There are yet other products from other vendors with abyssmal low-speed efficiency at +47F, but still pretty reasonable mid -range efficiency, with another dramatic drop at high speed. Sizing those correctly and letting them modulate will almost always result in lower energy use.
Still thinking a lot about this topic. Is there a way to determine (or lookup) the COP curve for the particular combination of equipment I have to better understand what efficiency can be expected at various loads/conditions?
I have a four zone system consisting of the following:
MXZ-8C48NAHZ
2x MSZ-FH09NA
MFZ-KJ09NA
SVZ-KP24NA
I know we're not talking about huge saving here with the small setbacks I described in the original post, but I'd still like to figure out what the best approach is definitively.
Honestly, I think part of the problem is that it feels wasteful to leave my office set to cool at 70ºF from 5PM until 8AM the next morning rather than having it set back to something like 76º while it's unoccupied.

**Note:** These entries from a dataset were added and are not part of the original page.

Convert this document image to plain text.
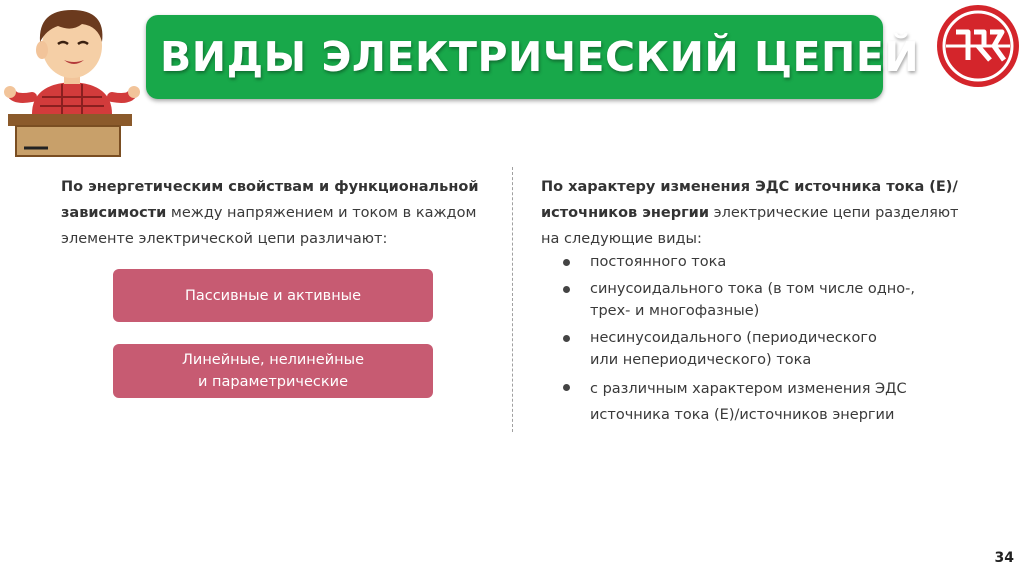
ВИДЫ ЭЛЕКТРИЧЕСКИЙ ЦЕПЕЙ
По энергетическим свойствам и функциональной зависимости между напряжением и током в каждом элементе электрической цепи различают:
Пассивные и активные
Линейные, нелинейные
и параметрические
По характеру изменения ЭДС источника тока (Е)/ источников энергии электрические цепи разделяют на следующие виды:
постоянного тока
синусоидального тока (в том числе одно-,
трех- и многофазные)
несинусоидального (периодического
или непериодического) тока
с различным характером изменения ЭДС
источника тока (Е)/источников энергии
34
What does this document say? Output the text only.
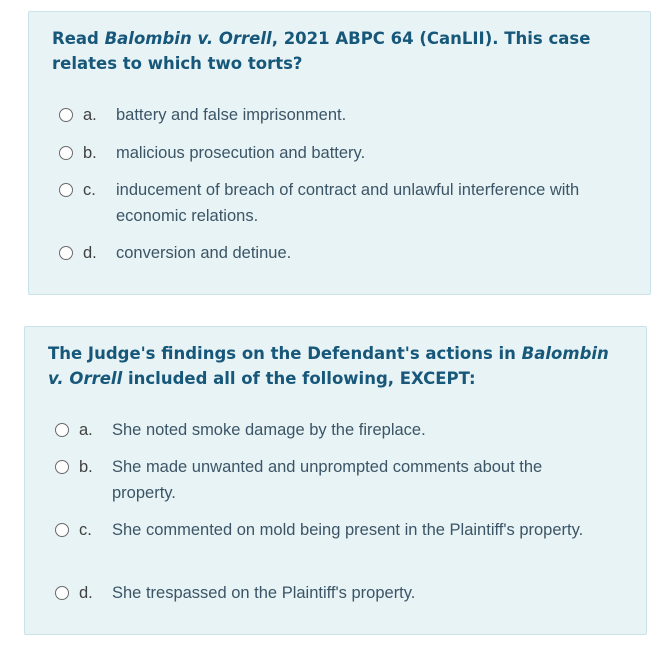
Read Balombin v. Orrell, 2021 ABPC 64 (CanLII). This case relates to which two torts?

a. battery and false imprisonment.
b. malicious prosecution and battery.
c. inducement of breach of contract and unlawful interference with economic relations.
d. conversion and detinue.

The Judge's findings on the Defendant's actions in Balombin v. Orrell included all of the following, EXCEPT:

a. She noted smoke damage by the fireplace.
b. She made unwanted and unprompted comments about the property.
c. She commented on mold being present in the Plaintiff's property.
d. She trespassed on the Plaintiff's property.
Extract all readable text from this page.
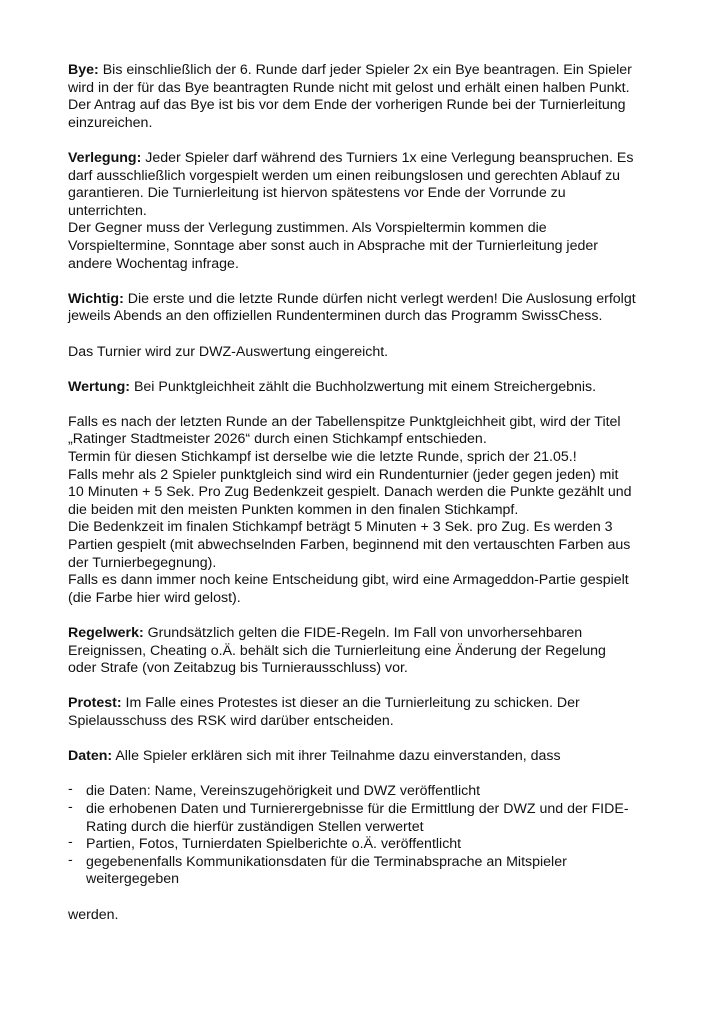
Bye: Bis einschließlich der 6. Runde darf jeder Spieler 2x ein Bye beantragen. Ein Spieler
wird in der für das Bye beantragten Runde nicht mit gelost und erhält einen halben Punkt.
Der Antrag auf das Bye ist bis vor dem Ende der vorherigen Runde bei der Turnierleitung
einzureichen.

Verlegung: Jeder Spieler darf während des Turniers 1x eine Verlegung beanspruchen. Es
darf ausschließlich vorgespielt werden um einen reibungslosen und gerechten Ablauf zu
garantieren. Die Turnierleitung ist hiervon spätestens vor Ende der Vorrunde zu
unterrichten.
Der Gegner muss der Verlegung zustimmen. Als Vorspieltermin kommen die
Vorspieltermine, Sonntage aber sonst auch in Absprache mit der Turnierleitung jeder
andere Wochentag infrage.

Wichtig: Die erste und die letzte Runde dürfen nicht verlegt werden! Die Auslosung erfolgt
jeweils Abends an den offiziellen Rundenterminen durch das Programm SwissChess.

Das Turnier wird zur DWZ-Auswertung eingereicht.

Wertung: Bei Punktgleichheit zählt die Buchholzwertung mit einem Streichergebnis.

Falls es nach der letzten Runde an der Tabellenspitze Punktgleichheit gibt, wird der Titel
„Ratinger Stadtmeister 2026“ durch einen Stichkampf entschieden.
Termin für diesen Stichkampf ist derselbe wie die letzte Runde, sprich der 21.05.!
Falls mehr als 2 Spieler punktgleich sind wird ein Rundenturnier (jeder gegen jeden) mit
10 Minuten + 5 Sek. Pro Zug Bedenkzeit gespielt. Danach werden die Punkte gezählt und
die beiden mit den meisten Punkten kommen in den finalen Stichkampf.
Die Bedenkzeit im finalen Stichkampf beträgt 5 Minuten + 3 Sek. pro Zug. Es werden 3
Partien gespielt (mit abwechselnden Farben, beginnend mit den vertauschten Farben aus
der Turnierbegegnung).
Falls es dann immer noch keine Entscheidung gibt, wird eine Armageddon-Partie gespielt
(die Farbe hier wird gelost).

Regelwerk: Grundsätzlich gelten die FIDE-Regeln. Im Fall von unvorhersehbaren
Ereignissen, Cheating o.Ä. behält sich die Turnierleitung eine Änderung der Regelung
oder Strafe (von Zeitabzug bis Turnierausschluss) vor.

Protest: Im Falle eines Protestes ist dieser an die Turnierleitung zu schicken. Der
Spielausschuss des RSK wird darüber entscheiden.

Daten: Alle Spieler erklären sich mit ihrer Teilnahme dazu einverstanden, dass

- die Daten: Name, Vereinszugehörigkeit und DWZ veröffentlicht
- die erhobenen Daten und Turnierergebnisse für die Ermittlung der DWZ und der FIDE-
Rating durch die hierfür zuständigen Stellen verwertet
- Partien, Fotos, Turnierdaten Spielberichte o.Ä. veröffentlicht
- gegebenenfalls Kommunikationsdaten für die Terminabsprache an Mitspieler
weitergegeben

werden.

It seems like much of the research that has been done so far has focused on single zone systems used for heating in a cold climate. I'm really curious to know just how the numbers work out for a zoned system like mine being used for both heating and cooling in Central PA.
Start recording daily energy usage data with and without setback (alternate days). Also record average temperature for the day (which will normalize out some of the errors). Post enough data and I'll give you a definitive answer.
I already have the power data being logged in Sense, as well as per-room temperatures, outdoor temperature, solar radiation, etc being logged via Ambient Weather.
I'm not logging thermostat setpoints yet, so let me see if I can quickly setup some automation for alternating the setback through the Honeywell TCC API every other day on a consistent schedule. For the purposes of this test I think I will limit the setback to a single room (the office I described previously) to make the data easier to analyze.
If the setback is only for a single room (eg, 3/4 ton on a 4 ton compressor), catch-up will rarely cause the compressor to reach high modulation levels. I expect there will be a savings (although it may be lost in the noise).
Some data showing that a fixed thermostat setting isn't the optimal strategy for energy use. Not clear how widely applicable it is - nothing beats data collection on your own system.
https://aceee.org/files/proceedings/2014/data/papers/1-768.pdf
The Sacramento case has nothing to do with operating efficiency of modulating mini-splits, and is only applicable in locations with time of use rates AND a climate amenable to nighttime ventilation strategies for cooling. While the energy use savings was into low double digits in the benchmark, it's not particularly relevant to this discussion. The energy COST savings of pre-cooling was much higher, due to the rate structures. It's not at all clear if a right-sized modulating system would have underperformed the SEER 13 and SEER 15 systems monitored on either energy use or energy cost, but it's hard to believe that in that location with mostly negative latent loads a right sized SEER 20+ ductless system wouldn't have beaten it (with margin) on both energy use & cost, whether a pre-cooling strategy was used or not.
The Phoenix case only showed 3% energy savings, and again this was not modulating equipment, which would usually have more than 3% savings by operating in a modulating load rather than pre-cooling.
The Tucson high performance high thermal mass house case with the air source hydronic chiller used for both fan coils and slab cooling is even less relevant. The monitored results of 30% savings by pre-cooling on extreme peak days was interesting, but the average indoor temp was higher on those days too- it's not apples-to-apples, or even apples to pears. Pre-cooling a slab would be more akin to using the Ice Cub thermal storage cooling system than a standard split system or a modulating mini-split, with or without set backs.
While it's an interesting study, none of those cases is really applicable to whether a modulating ductless is better off with a fixed temp vs. setback strategy.